SPECIALTY HOSPITALS:

Texas 911 Call Could Spell An Emergency For Your Doctor's Specialty Hospital

3 questions your doctor should be asking

The weather forecast for doctor-owned specialty hospitals just got a lot stormier, so now's the time to patch your roof.

Physicians who own single-specialty hospitals have been a recent source of controversy, and Medicare had a moratorium on new facilities for a couple of years. Now the death of a patient at West Texas Hospital in Abilene is drawing fresh scrutiny.

What happened: Truck driver Sam Spivey went into West Texas for spinal discfusion surgery, and went into respiratory arrest. The West Texas staff had to call 911, and an ambulance took Spivey to Abilene Regional Medical Center, where he then died.

-It really seems to me that if you call a place a hospital, it should have the facilities to handle an emergency, but all this facility could do was call 911,- Senate Finance Committee Chair Max Baucus (D-MT) told Associated Press.

Baucus and Grassley are asking the Centers for Medicare & Medicaid Services (CMS) to look into the $4 million Medicare payments the facility received since 2005, when the moratorium was in place. But West Texas CEO Ron Rives claims the facility isn't a specialty hospital. He also says calling 911 was a -last resort- after the hospital did everything it could to save Spivey.

What to expect: Physician-owned specialty hospitals are -going to continue to be a very volatile issue,- says attorney Mike Gier with Bricker & Eckler in Columbus, OH. The change in control over Congress will add to the scrutiny of these facilities, he adds.

Also, look for states to impose stricter requirements on these facilities, says attorney Greg Piche with Holland Hart in Denver. States may insist that specialty hospitals have emergency rooms and some backup capability. They may also require large signs clarifying that the facility is not a full-service hospital.

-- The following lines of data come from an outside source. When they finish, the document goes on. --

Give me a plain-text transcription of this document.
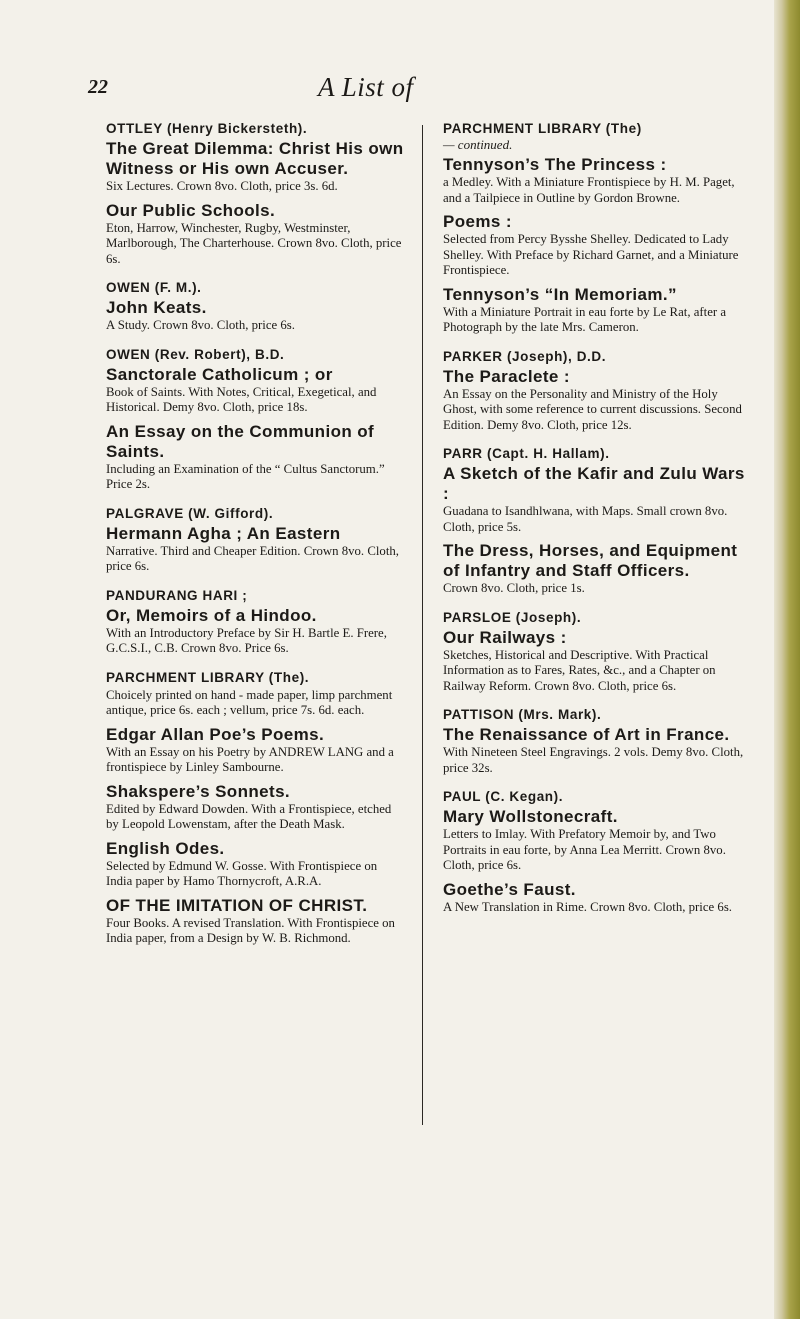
22	A List of
OTTLEY (Henry Bickersteth).
The Great Dilemma: Christ His own Witness or His own Accuser.
Six Lectures. Crown 8vo. Cloth, price 3s. 6d.
Our Public Schools.
Eton, Harrow, Winchester, Rugby, Westminster, Marlborough, The Charterhouse. Crown 8vo. Cloth, price 6s.
OWEN (F. M.).
John Keats.
A Study. Crown 8vo. Cloth, price 6s.
OWEN (Rev. Robert), B.D.
Sanctorale Catholicum ; or
Book of Saints. With Notes, Critical, Exegetical, and Historical. Demy 8vo. Cloth, price 18s.
An Essay on the Communion of Saints.
Including an Examination of the “ Cultus Sanctorum.” Price 2s.
PALGRAVE (W. Gifford).
Hermann Agha ; An Eastern
Narrative. Third and Cheaper Edition. Crown 8vo. Cloth, price 6s.
PANDURANG HARI ;
Or, Memoirs of a Hindoo.
With an Introductory Preface by Sir H. Bartle E. Frere, G.C.S.I., C.B. Crown 8vo. Price 6s.
PARCHMENT LIBRARY (The).
Choicely printed on hand - made paper, limp parchment antique, price 6s. each ; vellum, price 7s. 6d. each.
Edgar Allan Poe’s Poems.
With an Essay on his Poetry by ANDREW LANG and a frontispiece by Linley Sambourne.
Shakspere’s Sonnets.
Edited by Edward Dowden. With a Frontispiece, etched by Leopold Lowenstam, after the Death Mask.
English Odes.
Selected by Edmund W. Gosse. With Frontispiece on India paper by Hamo Thornycroft, A.R.A.
OF THE IMITATION OF CHRIST.
Four Books. A revised Translation. With Frontispiece on India paper, from a Design by W. B. Richmond.
PARCHMENT LIBRARY (The)
— continued.
Tennyson’s The Princess :
a Medley. With a Miniature Frontispiece by H. M. Paget, and a Tailpiece in Outline by Gordon Browne.
Poems :
Selected from Percy Bysshe Shelley. Dedicated to Lady Shelley. With Preface by Richard Garnet, and a Miniature Frontispiece.
Tennyson’s “In Memoriam.”
With a Miniature Portrait in eau forte by Le Rat, after a Photograph by the late Mrs. Cameron.
PARKER (Joseph), D.D.
The Paraclete :
An Essay on the Personality and Ministry of the Holy Ghost, with some reference to current discussions. Second Edition. Demy 8vo. Cloth, price 12s.
PARR (Capt. H. Hallam).
A Sketch of the Kafir and Zulu Wars :
Guadana to Isandhlwana, with Maps. Small crown 8vo. Cloth, price 5s.
The Dress, Horses, and Equipment of Infantry and Staff Officers.
Crown 8vo. Cloth, price 1s.
PARSLOE (Joseph).
Our Railways :
Sketches, Historical and Descriptive. With Practical Information as to Fares, Rates, &c., and a Chapter on Railway Reform. Crown 8vo. Cloth, price 6s.
PATTISON (Mrs. Mark).
The Renaissance of Art in France.
With Nineteen Steel Engravings. 2 vols. Demy 8vo. Cloth, price 32s.
PAUL (C. Kegan).
Mary Wollstonecraft.
Letters to Imlay. With Prefatory Memoir by, and Two Portraits in eau forte, by Anna Lea Merritt. Crown 8vo. Cloth, price 6s.
Goethe’s Faust.
A New Translation in Rime. Crown 8vo. Cloth, price 6s.
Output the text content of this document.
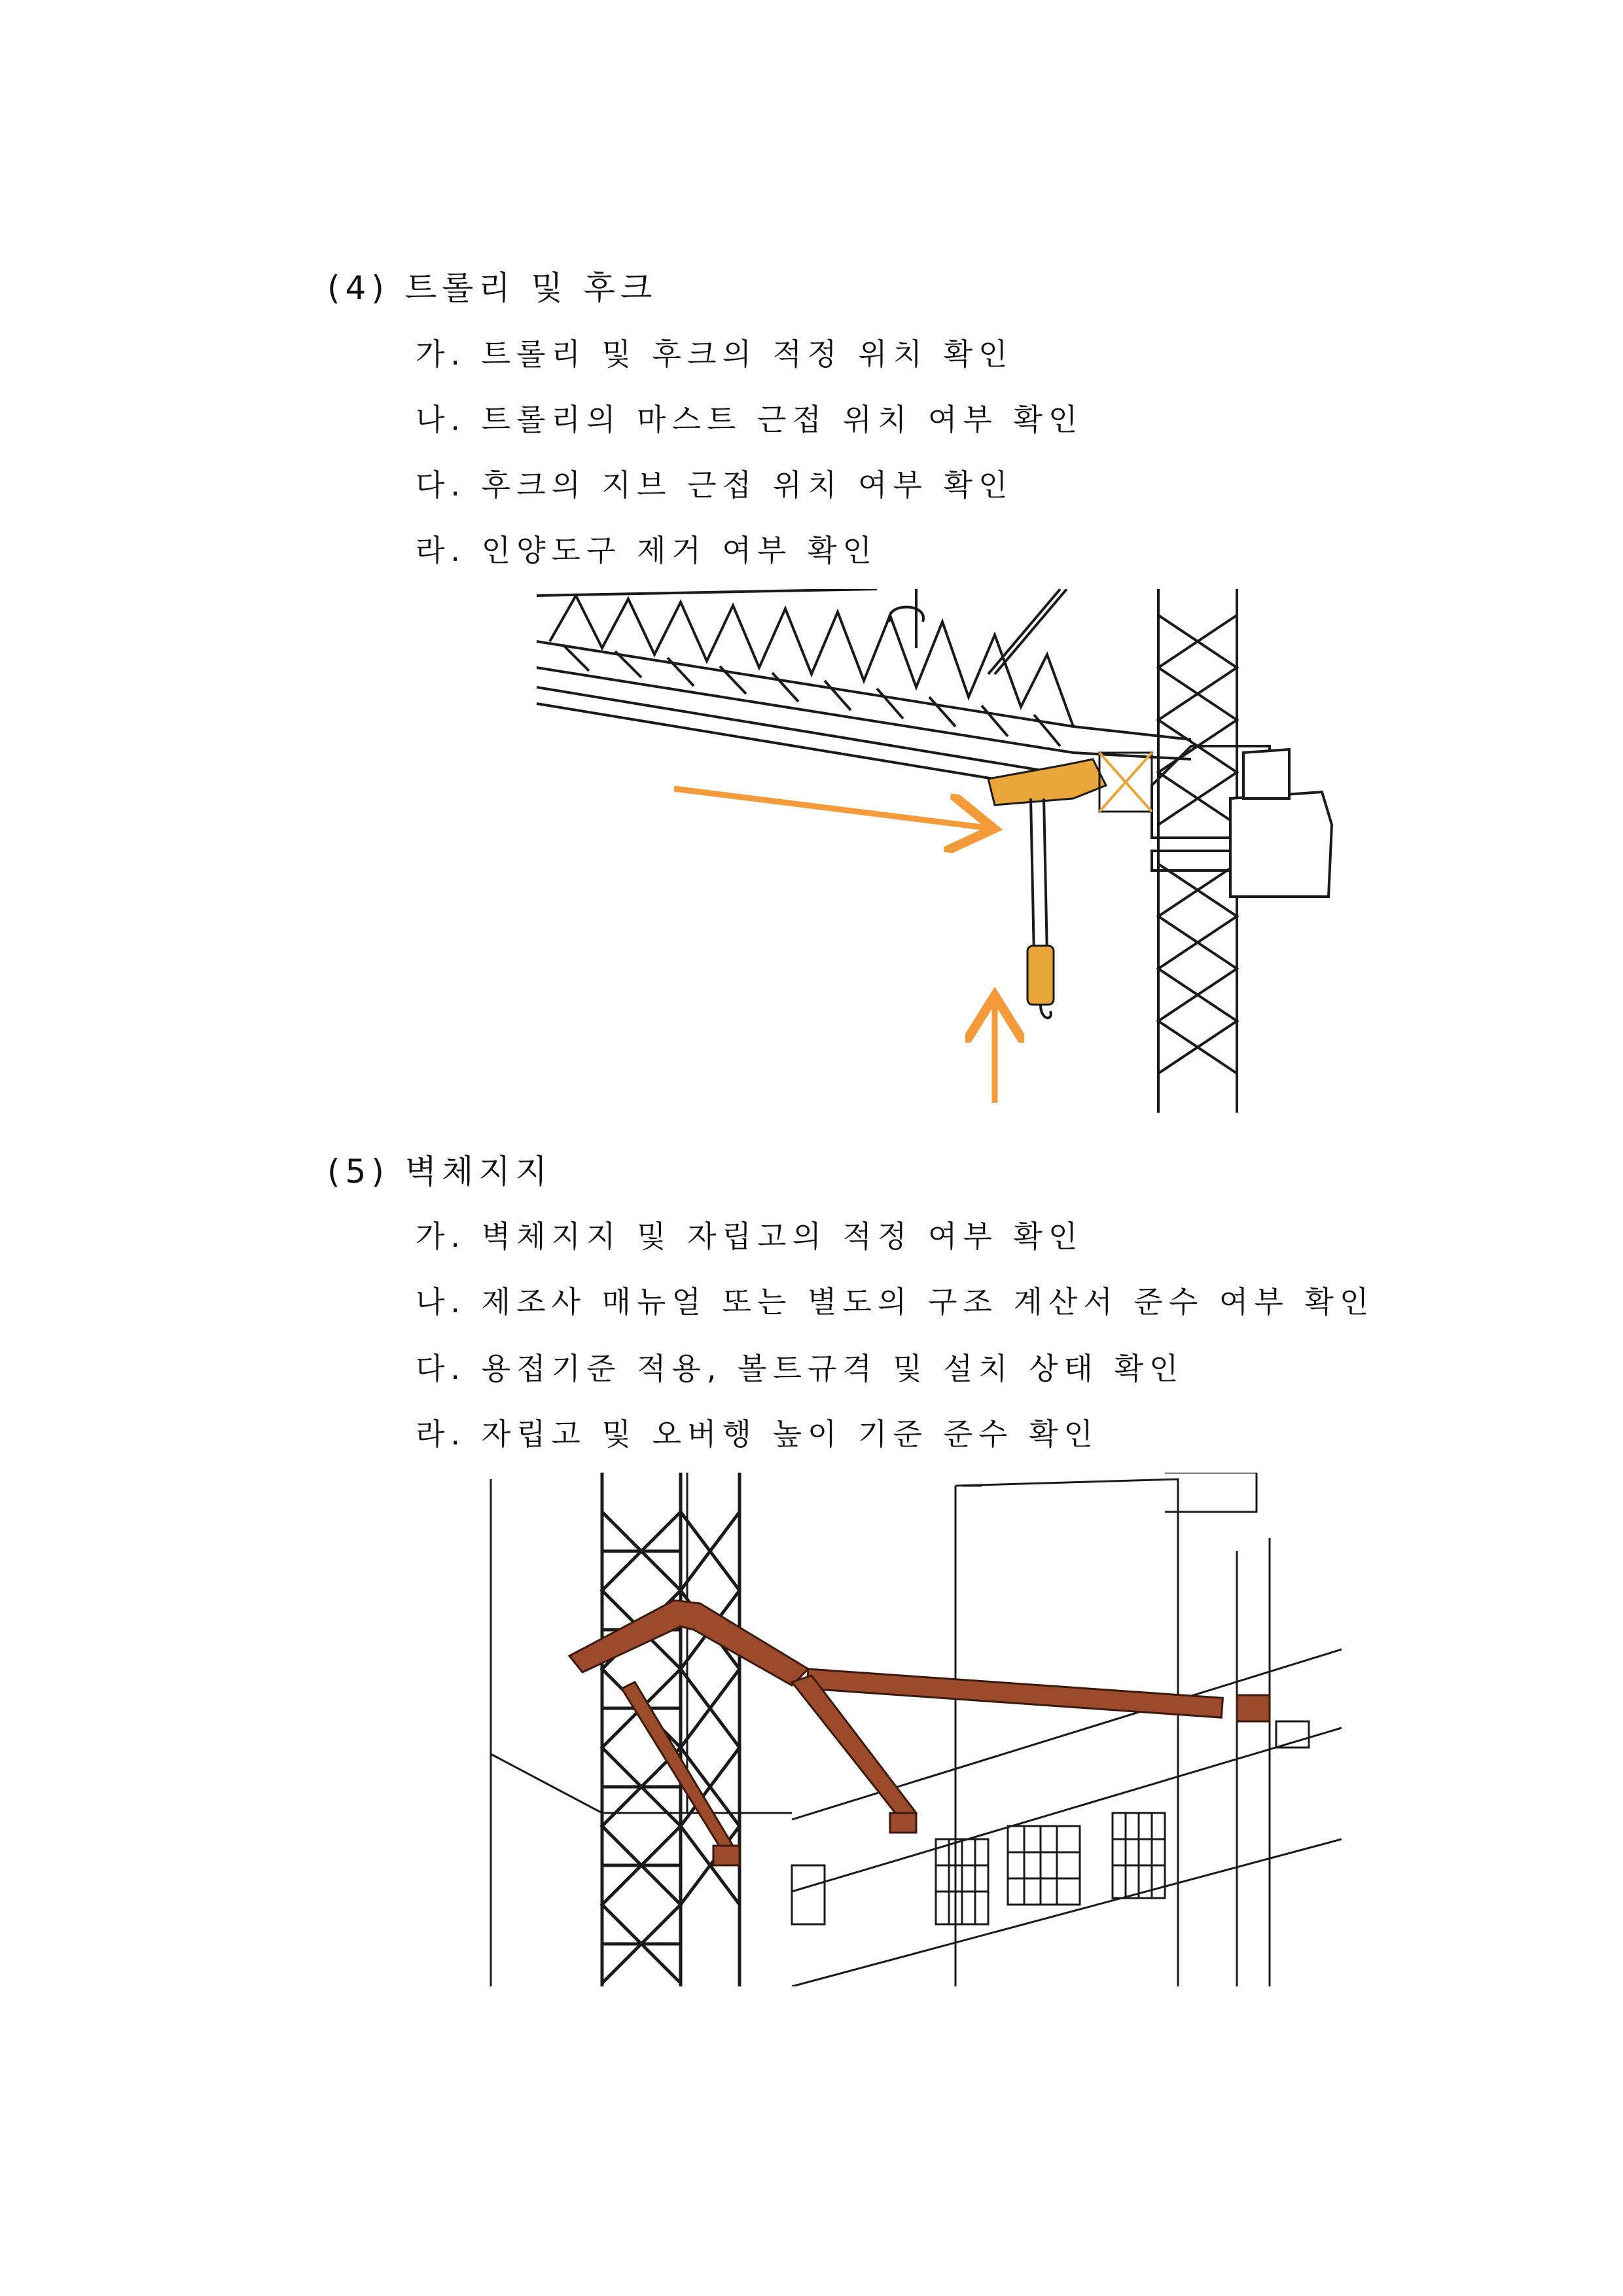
(4) 트롤리 및 후크

가. 트롤리 및 후크의 적정 위치 확인

나. 트롤리의 마스트 근접 위치 여부 확인

다. 후크의 지브 근접 위치 여부 확인

라. 인양도구 제거 여부 확인

(5) 벽체지지

가. 벽체지지 및 자립고의 적정 여부 확인

나. 제조사 매뉴얼 또는 별도의 구조 계산서 준수 여부 확인

다. 용접기준 적용, 볼트규격 및 설치 상태 확인

라. 자립고 및 오버행 높이 기준 준수 확인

Facilities transfer patients all the time, notes attorney Robert Homchick with Davis Wright Tremaine in Seattle. The important thing is to perform the transfer in an appropriate and -patient-centered- fashion, depending on the patient's condition.

Freestanding hospitals may hate specialty hospitals, but they-re generally willing to sign transfer agreements to take care of the patient when something goes wrong, adds attorney Jay Hardcastle with Boult Cummings in Nashville.

Your facility should already comply with Medicare conditions of participation (COPs) and state licensure requirements, says Homchick.

What to ask: Any physician who owns a stake in a specialty hospital should ask three things  at the next shareholder meeting, says Hardcastle:

1)  Is there one executive officer who's in charge of quality? If so, it should be that person's job to -make sure systems are in place and avoidable errors do not occur that are not the medical staff's fault,- says Hardcastle.

2)  Who's in charge of credentialing? Who can we hold accountable for making sure all staff are appropriately credentialed?

3)  Does our facility have appropriate agreements in place with a nearby acute care hospital to provide any clinical services we can't provide ourselves? If not, make sure your facility can provide everything a hospital could reasonably provide, says Hardcastle. Nobody expects a cardiac hospital to be able to do orthopedic surgery.